Physics-constrained transformer for wind power forecasting
摘要
Wind energy serves as a cornerstone in the global transition toward carbon neutrality, standing among the most vital renewable energy resources. Accurate wind power forecasting is critical for efficient grid integration and market operations, as a 15% error in prediction can result in profit losses of up to 13.8% for energy market participants. Nonetheless, precise wind power forecasting remains a challenging task, primarily due to the presence of high levels of noise in wind speed forecasts, which significantly undermines both the accuracy and robustness of predictive models. To address this issue, this study proposes a novel method named PCT (Physics-Constrained Transformer) for wind power forecasting.
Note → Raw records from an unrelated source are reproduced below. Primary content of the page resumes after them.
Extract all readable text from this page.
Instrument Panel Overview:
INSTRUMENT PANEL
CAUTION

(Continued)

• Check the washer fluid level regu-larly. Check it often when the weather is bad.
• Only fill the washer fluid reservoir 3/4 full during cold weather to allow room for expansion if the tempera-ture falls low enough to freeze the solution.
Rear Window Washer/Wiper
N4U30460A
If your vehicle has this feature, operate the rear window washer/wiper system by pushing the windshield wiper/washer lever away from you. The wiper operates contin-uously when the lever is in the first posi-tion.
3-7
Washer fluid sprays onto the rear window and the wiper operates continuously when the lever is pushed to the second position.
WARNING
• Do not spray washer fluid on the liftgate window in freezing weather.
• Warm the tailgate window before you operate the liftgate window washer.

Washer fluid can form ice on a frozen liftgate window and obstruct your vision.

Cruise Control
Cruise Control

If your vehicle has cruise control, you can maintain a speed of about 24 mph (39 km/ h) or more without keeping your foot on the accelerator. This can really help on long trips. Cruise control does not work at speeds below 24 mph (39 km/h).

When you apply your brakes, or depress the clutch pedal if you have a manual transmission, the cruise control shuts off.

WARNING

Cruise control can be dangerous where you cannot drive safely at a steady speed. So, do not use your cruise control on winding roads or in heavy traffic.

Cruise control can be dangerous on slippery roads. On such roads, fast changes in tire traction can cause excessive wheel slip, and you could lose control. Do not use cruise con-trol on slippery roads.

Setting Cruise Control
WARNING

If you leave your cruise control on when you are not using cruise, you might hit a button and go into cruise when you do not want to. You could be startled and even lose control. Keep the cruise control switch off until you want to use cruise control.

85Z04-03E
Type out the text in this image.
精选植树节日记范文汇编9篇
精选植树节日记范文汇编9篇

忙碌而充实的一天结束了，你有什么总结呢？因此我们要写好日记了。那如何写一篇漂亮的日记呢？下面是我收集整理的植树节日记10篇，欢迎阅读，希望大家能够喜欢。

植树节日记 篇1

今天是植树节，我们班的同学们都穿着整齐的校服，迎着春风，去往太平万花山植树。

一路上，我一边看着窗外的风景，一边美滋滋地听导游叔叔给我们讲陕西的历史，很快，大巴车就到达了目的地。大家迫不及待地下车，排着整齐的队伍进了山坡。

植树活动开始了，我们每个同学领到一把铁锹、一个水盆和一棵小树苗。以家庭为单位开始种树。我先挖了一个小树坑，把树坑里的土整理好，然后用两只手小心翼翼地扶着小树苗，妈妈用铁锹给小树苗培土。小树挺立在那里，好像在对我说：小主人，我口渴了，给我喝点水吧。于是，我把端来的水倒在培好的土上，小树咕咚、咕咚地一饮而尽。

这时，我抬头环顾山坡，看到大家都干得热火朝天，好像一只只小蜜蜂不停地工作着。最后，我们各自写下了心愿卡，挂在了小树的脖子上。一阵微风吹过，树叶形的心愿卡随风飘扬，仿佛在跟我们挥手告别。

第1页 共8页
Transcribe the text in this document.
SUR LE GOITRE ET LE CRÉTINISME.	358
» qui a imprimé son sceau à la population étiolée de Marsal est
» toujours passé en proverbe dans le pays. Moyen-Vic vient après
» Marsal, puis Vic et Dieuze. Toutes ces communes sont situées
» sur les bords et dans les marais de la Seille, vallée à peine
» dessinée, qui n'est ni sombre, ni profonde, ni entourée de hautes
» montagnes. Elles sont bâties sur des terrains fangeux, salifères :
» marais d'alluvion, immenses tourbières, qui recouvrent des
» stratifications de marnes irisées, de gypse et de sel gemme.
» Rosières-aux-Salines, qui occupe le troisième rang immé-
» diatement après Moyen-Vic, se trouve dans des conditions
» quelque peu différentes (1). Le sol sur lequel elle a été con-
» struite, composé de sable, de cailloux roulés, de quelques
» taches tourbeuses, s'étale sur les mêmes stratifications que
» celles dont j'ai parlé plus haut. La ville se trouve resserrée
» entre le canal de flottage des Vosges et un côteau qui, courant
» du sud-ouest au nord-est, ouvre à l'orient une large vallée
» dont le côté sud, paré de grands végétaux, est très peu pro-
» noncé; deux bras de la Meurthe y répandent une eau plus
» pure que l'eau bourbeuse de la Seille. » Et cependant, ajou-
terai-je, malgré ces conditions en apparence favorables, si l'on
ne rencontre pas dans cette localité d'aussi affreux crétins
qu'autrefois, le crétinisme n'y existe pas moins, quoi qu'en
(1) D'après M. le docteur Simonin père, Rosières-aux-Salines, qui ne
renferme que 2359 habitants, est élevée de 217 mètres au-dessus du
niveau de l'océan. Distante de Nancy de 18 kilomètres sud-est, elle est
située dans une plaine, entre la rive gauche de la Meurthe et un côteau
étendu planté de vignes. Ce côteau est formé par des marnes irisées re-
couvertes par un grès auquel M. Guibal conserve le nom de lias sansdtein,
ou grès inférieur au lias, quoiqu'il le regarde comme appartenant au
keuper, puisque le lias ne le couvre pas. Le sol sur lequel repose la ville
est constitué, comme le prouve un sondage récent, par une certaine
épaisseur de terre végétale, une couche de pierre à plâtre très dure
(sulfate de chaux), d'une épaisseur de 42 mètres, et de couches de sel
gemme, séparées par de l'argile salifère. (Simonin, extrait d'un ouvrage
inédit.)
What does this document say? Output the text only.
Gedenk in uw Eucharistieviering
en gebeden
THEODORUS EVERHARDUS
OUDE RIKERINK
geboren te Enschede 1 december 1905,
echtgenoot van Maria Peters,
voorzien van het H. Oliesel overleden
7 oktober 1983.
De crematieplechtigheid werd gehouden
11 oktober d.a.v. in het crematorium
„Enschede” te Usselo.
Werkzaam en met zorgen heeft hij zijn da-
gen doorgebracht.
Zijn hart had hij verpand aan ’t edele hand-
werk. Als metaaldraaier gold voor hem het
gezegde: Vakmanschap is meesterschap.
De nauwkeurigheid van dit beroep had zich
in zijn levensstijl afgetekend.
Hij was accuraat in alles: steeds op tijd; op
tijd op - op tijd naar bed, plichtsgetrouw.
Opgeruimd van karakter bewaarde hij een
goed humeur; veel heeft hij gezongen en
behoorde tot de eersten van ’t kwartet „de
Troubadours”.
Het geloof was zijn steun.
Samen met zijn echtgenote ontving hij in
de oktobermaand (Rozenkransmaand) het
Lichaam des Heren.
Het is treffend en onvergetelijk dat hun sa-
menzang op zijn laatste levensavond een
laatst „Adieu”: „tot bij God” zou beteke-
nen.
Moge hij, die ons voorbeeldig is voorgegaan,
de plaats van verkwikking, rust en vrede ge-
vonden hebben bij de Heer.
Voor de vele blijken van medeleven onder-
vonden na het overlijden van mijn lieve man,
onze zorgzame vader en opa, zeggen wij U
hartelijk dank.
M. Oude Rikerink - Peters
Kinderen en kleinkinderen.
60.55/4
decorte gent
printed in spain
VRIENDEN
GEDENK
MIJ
PCT integrates the efficient Transformer architecture with domain knowledge of wind power curves, aiming to not only enhance forecast accuracy but also maintain strong robustness in the presence of high-noise conditions. By embedding physical constraints into the Transformer structure, PCT ensures that its outputs conform to the expected probabilistic behavior of real-world wind power generation, thereby improving resilience against noisy input data. Experimental results based on operational data from 25 distinct wind turbines demonstrate the effectiveness of PCT. Under low-noise scenarios, the proposed method achieves an average performance improvement of approximately 15% over the previous state-of-the-art model. More notably, under scenarios involving different levels of input noise, PCT exhibits considerably better stability and accuracy compared to the standard Transformer model trained solely with MSE loss, highlighting the effectiveness of integrating domain knowledge into the Transformer model.